Neutronium - Neutronium and The Periodic Table

Neutronium and The Periodic Table

The term "neutronium" was coined in 1926 by Professor Andreas von Antropoff for a conjectured form of matter made up of neutrons with no protons, which he placed as the chemical element of atomic number zero at the head of his new version of the periodic table. It was subsequently placed in the middle of several spiral representations of the periodic system for classifying the chemical elements, such as those of Charles Janet (1928), E. I. Emerson (1944), John D. Clark (1950) and in Philip Stewart's Chemical Galaxy (2005).

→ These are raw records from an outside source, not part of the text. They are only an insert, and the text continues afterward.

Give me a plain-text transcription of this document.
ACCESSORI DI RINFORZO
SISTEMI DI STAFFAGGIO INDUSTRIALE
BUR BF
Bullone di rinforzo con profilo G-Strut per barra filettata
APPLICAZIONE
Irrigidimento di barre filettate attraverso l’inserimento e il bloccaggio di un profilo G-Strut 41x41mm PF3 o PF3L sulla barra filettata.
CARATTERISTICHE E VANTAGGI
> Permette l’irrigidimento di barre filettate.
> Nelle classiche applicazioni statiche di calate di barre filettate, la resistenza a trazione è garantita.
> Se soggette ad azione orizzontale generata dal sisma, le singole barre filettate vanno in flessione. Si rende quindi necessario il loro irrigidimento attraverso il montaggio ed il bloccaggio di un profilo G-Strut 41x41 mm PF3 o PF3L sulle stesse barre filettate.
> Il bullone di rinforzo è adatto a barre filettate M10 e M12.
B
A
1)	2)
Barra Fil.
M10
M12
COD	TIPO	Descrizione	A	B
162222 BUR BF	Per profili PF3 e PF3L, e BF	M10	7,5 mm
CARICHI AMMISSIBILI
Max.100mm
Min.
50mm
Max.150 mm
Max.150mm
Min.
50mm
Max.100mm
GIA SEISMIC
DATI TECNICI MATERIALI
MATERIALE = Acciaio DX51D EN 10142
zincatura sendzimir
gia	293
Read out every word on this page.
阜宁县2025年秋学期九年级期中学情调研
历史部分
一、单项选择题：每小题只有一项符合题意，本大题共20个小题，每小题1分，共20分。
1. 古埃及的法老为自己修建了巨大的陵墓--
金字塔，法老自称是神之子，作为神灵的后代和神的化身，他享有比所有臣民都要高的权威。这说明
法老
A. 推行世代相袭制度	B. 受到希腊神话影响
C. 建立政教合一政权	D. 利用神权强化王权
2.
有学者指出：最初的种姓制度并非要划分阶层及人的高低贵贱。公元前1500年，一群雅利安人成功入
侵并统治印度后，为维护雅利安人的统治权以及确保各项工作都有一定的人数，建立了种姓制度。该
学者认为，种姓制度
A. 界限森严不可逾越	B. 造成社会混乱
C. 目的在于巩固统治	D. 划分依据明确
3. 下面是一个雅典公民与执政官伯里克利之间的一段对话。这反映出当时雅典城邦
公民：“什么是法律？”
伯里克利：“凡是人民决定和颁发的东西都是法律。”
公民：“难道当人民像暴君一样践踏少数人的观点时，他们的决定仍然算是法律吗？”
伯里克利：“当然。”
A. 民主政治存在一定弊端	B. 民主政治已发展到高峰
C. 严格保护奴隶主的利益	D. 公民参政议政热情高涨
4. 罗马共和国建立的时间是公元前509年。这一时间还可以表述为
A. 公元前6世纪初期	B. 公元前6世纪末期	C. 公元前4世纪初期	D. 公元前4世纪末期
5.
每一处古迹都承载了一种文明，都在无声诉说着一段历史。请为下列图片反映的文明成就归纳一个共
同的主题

Although the term is not used in the scientific literature either for a condensed form of matter, or as an element, there have been reports that, besides the free neutron, there may exist two bound forms of neutrons without protons. If neutronium were considered to be an element, then these neutron clusters could be considered to be the isotopes of that element. However, these reports have not been further substantiated. Further information can be found in the following articles:

• Mononeutron: Isolated neutrons undergo beta decay with a mean lifetime of approximately 15 minutes (half-life of approximately 10 minutes), becoming protons (the nucleus of hydrogen), electrons and antineutrinos.
• Dineutron: The dineutron, containing two neutrons was unambiguously observed in the decay of beryllium-16, in 2012 by researchers at Michigan State University. It is not a bound particle, but had been proposed as an extremely short-lived state produced by nuclear reactions involving tritium. It has been suggested to have a transitory existence in nuclear reactions produced by helions that result in the formation of a proton and a nucleus having the same atomic number as the target nucleus but a mass number two units greater. There had been evidence of dineutron emission from neutron-rich isotopes such as beryllium-16 where mononeutron decay would result in a less stable isotope. The dineutron hypothesis had been used in nuclear reactions with exotic nuclei for a long time. Several applications of the dineutron in nuclear reactions can be found in review papers. Its existence has been proven to be relevant for nuclear structure of exotic nuclei. A system made up of only two neutrons is not bound, though the attraction between them is very nearly enough to make them so. This has some consequences on nucleosynthesis and the abundance of the chemical elements.
• Trineutron: A trineutron state consisting of three bound neutrons has not been detected, and is not expected to exist even for a short time.
• Tetraneutron: A tetraneutron is a hypothetical particle consisting of four bound neutrons. Reports of its existence have not been replicated. If confirmed, it would require revision of current nuclear models.
• Pentaneutron: Calculations indicate that the hypothetical pentaneutron state, consisting of a cluster of five neutrons, would not be bound.
• And so on.

Although not called "neutronium", the National Nuclear Data Center's Nuclear Wallet Cards lists as its first "isotope" an "element" with the symbol n and atomic number Z = 0 and mass number A = 1. This isotope is described as decaying to element H with a half life of 10.24±0.02 minutes.